Modern plants are under pressure to produce volume. A record that should cool for 30 seconds might get 20. That’s enough to prevent warping, but not quite enough for the grooves to fully set. The result is a slightly rougher surface that picks up more noise.
The vinyl compound itself has also changed. The old formulas used additives that aren’t readily available anymore. Some were banned for environmental reasons, which is fair enough. But the replacements don’t always perform identically. There’s more trial and error involved than there used to be.
What’s Actually Better Now
Here’s what surprised me: the mastering process has improved significantly. Digital audio workstations give mastering engineers more control over the cut than they ever had in the analog-only era. They can preview exactly how the groove will look, adjust spacing, and optimise for the limitations of vinyl in ways that weren’t possible before.
Several independent labels I’ve worked with are getting consistently excellent results by choosing smaller pressing plants that prioritise quality over speed. These plants might have lower capacity, but they’re not cutting corners on cooling time or compound quality.
The plant I visited produces about 800 records per press per day. Larger operations can push that to 1,200 or more. But the quality difference is audible if you know what to listen for.
The Audiophile Market vs Everything Else
There’s essentially a two-tier market now. Audiophile pressings from labels like Mobile Fidelity or Analogue Productions are using premium vinyl, longer cooling times, and meticulous quality control. They sound exceptional, but they cost accordingly.
Standard commercial pressings from major labels can be hit or miss. I’ve bought recent reissues that sound great, and others with surface noise right out of the sleeve. Part of this is the plant lottery—the same album might be pressed at different facilities depending on timing and capacity.
What to Look For
If you’re buying new vinyl and care about quality, check where it was pressed. Plants like Optimal in Germany, Pallas, and RTI in the US have strong reputations for consistent quality. Many records now include this information in the runout groove etchings.
Also, pay attention to weight. 180-gram pressings aren’t automatically better, but they usually indicate that someone in the production chain was thinking about quality. They require more careful handling during production, which often correlates with better overall manufacturing standards.
Avoid “picture discs” and coloured vinyl if audio quality is your priority. These novelty formats almost always sacrifice sound quality for visual appeal. The compound used for colour mixing doesn’t perform as well acoustically as straight black vinyl.
The Human Element
What struck me most during the plant visit was how much still depends on human skill. The person running the press monitors each record as it comes off, checking for defects, adjusting temperatures and pressure in real time based on how the vinyl is behaving.
This isn’t a fully automated process. It’s still a craft, even with modern equipment. The plants that produce the best results are the ones investing in training and retaining experienced operators.

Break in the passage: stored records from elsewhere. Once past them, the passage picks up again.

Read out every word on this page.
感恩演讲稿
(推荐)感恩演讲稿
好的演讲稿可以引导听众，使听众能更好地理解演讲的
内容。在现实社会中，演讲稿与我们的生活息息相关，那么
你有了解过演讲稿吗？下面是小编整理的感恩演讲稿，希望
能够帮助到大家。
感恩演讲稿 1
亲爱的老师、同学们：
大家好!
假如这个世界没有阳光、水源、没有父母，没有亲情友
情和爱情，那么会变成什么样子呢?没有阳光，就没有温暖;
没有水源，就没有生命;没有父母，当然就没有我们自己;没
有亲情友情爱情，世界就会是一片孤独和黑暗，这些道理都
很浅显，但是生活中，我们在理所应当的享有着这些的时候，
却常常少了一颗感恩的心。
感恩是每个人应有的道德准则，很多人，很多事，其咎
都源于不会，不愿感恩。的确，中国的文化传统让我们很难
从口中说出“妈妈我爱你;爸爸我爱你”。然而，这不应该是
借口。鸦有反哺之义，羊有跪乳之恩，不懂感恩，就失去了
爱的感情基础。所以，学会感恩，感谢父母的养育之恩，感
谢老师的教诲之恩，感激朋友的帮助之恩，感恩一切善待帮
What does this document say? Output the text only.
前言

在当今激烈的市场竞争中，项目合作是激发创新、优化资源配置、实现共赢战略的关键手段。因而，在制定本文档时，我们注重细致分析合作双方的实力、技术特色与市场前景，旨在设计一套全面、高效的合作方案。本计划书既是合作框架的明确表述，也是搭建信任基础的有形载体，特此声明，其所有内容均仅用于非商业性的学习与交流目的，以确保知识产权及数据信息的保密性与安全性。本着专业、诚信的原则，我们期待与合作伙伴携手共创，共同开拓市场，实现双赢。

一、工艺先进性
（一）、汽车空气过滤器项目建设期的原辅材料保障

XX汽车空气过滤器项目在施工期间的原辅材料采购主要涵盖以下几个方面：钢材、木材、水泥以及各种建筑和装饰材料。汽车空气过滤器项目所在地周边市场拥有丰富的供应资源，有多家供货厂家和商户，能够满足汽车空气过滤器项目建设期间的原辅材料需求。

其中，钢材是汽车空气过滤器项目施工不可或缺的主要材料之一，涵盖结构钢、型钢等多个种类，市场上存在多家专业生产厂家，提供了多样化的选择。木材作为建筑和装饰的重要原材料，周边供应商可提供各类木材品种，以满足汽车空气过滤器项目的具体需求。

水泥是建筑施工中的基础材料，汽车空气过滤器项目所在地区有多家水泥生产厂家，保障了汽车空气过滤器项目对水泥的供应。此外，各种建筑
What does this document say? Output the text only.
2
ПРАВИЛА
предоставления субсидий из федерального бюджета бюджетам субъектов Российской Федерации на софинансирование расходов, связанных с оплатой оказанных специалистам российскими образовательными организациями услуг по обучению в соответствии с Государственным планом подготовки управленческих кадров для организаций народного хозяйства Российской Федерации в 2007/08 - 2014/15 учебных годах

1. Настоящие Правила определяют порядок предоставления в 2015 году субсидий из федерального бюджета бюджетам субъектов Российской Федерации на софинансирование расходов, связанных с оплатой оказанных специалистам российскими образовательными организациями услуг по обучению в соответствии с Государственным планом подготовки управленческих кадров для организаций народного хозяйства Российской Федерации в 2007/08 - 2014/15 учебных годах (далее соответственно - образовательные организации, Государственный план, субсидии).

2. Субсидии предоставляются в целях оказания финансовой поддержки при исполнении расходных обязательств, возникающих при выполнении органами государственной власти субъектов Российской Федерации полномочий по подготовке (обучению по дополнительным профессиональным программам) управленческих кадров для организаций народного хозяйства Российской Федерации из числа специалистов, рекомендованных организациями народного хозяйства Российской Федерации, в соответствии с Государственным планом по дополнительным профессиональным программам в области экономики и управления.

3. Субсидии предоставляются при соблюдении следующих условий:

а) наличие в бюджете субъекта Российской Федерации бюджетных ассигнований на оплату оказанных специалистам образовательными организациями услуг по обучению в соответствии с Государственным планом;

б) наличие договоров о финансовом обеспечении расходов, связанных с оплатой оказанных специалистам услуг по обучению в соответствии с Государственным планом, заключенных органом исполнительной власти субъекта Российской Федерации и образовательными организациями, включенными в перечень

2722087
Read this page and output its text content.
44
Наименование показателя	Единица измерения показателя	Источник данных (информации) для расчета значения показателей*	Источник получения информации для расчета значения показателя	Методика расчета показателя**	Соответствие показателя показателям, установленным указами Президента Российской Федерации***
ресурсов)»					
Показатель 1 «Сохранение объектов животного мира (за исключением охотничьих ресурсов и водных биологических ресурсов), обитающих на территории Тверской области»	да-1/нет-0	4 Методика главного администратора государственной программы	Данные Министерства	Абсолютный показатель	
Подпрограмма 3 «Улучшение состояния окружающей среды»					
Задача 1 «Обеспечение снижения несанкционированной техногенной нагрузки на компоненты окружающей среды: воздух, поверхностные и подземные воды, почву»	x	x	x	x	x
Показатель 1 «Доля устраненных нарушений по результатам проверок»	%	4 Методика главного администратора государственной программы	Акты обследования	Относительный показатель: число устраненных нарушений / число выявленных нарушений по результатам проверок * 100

So yes, modern vinyl can absolutely match or exceed older pressings in quality. But it requires manufacturers to prioritise quality over maximum throughput, which doesn’t always happen in a market driven by demand and nostalgia.
The vinyl I bought at the plant that day—a test pressing of a local band’s upcoming release—sounds absolutely pristine. It’s proof that when the process is done right, modern manufacturing can deliver outstanding results.